DVD’s Bonus Features Fade to Black in the Streaming Economy
DVDs weren’t all THAT bad
Fortune decided to be a Debbie downer this week, announcing that Netflix could finally lay its DVD rental business to rest in 2023. The end of that era will be bittersweet, but hey, your local Goodwill is probably bursting at the seams with dusty copies of Dora the Explorer on DVD.
In this issue:
- Bonus features have been lost in the switch from DVD to streaming.
- You can still find some hints of those features if you look hard enough.
Dear Netflix: Where are my deleted scenes?

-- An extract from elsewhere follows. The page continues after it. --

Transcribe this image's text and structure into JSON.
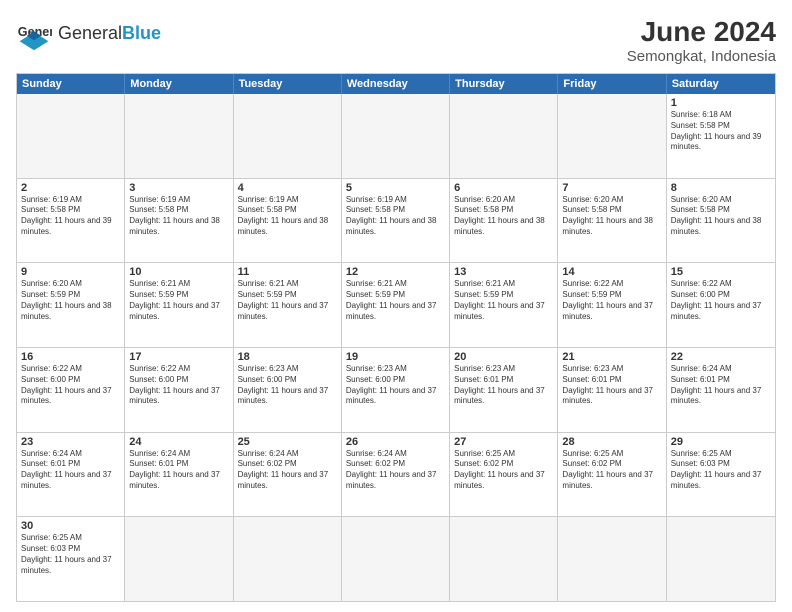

The early 2000s were the golden age of DVDs. You could get everything on DVD, or Blu-ray, if you wanted exceptionally high quality (ooh, ahh, hey big spender!). For many DVD buyers, though, the best part of the experience wasn’t just the TV show or more on the main disc. It was the bonus content.
So. Much. Bonus content.
To re-ignite your passion and memory, the type of bonus content one could find on DVDs was nicely summarized by Reddit user /u/arentseaj on the /r/Movies subreddit. We’ll let you take a looksie at that one yourself, but in short, DVDs offered:
- Deleted scenes
- Cast and director interviews
- Directors’ cuts
- Behind-the-scenes looks
- Short episodes
- Audio commentary
Heck, some DVDs even had little games you could play using your TV remote. Such innovation! Most of that was lost when Netflix shifted the market to on-demand streaming. Gravity Falls voice actor and NYT bestselling author Alex Hirsch noted his disappointment on this topic in a 2021 tweet:
It’s not likely that we’ll ever get all of that golden-age extra content goodness back. But there’s still a shadow of what we lost if you look hard enough.
At least some providers are throwing us a bone
Taking note of the popularity of some of their biggest shows, many streaming services are now offering behind-the-scenes views in the form of separate content. Take Disney+, for example. Its Assembled TV series, launched in 2021, offers that content for its Marvel TV shows and movies. There are currently 13 episodes, each covering a different Phase 4 series or movie.
Netflix is also playing along, to a small degree. Just last month, it released a video of bloopers from Stranger Things. That was a bit more advertorial than a bonus add-on for viewers, but it gets the same feel across.
Still, as fun as this content is, it’s few and far between. Even most shows you could still buy on DVD from used sellers, such as Seinfeld, The Office, or Friends, all have tons of bonus content on their DVD releases from the early 2000s that simply never made it to the streaming services they now call home. And as Aaron Bernhart on Primetimer notes, there’s no good reason why.
We’ll be waiting, streamers
Maybe it’s nostalgia talking (which is already big business, anyway), but the loss of those DVD extras we loved hits pretty hard. Most streaming providers aren’t making any extra efforts to add them, and likely because many of them still aren’t making any money and are hesitant to go the extra mile to add additional content.
We’re here for whenever…if ever…streaming providers decide the extra content is a good thing. Until then, where’s the closest thrift store?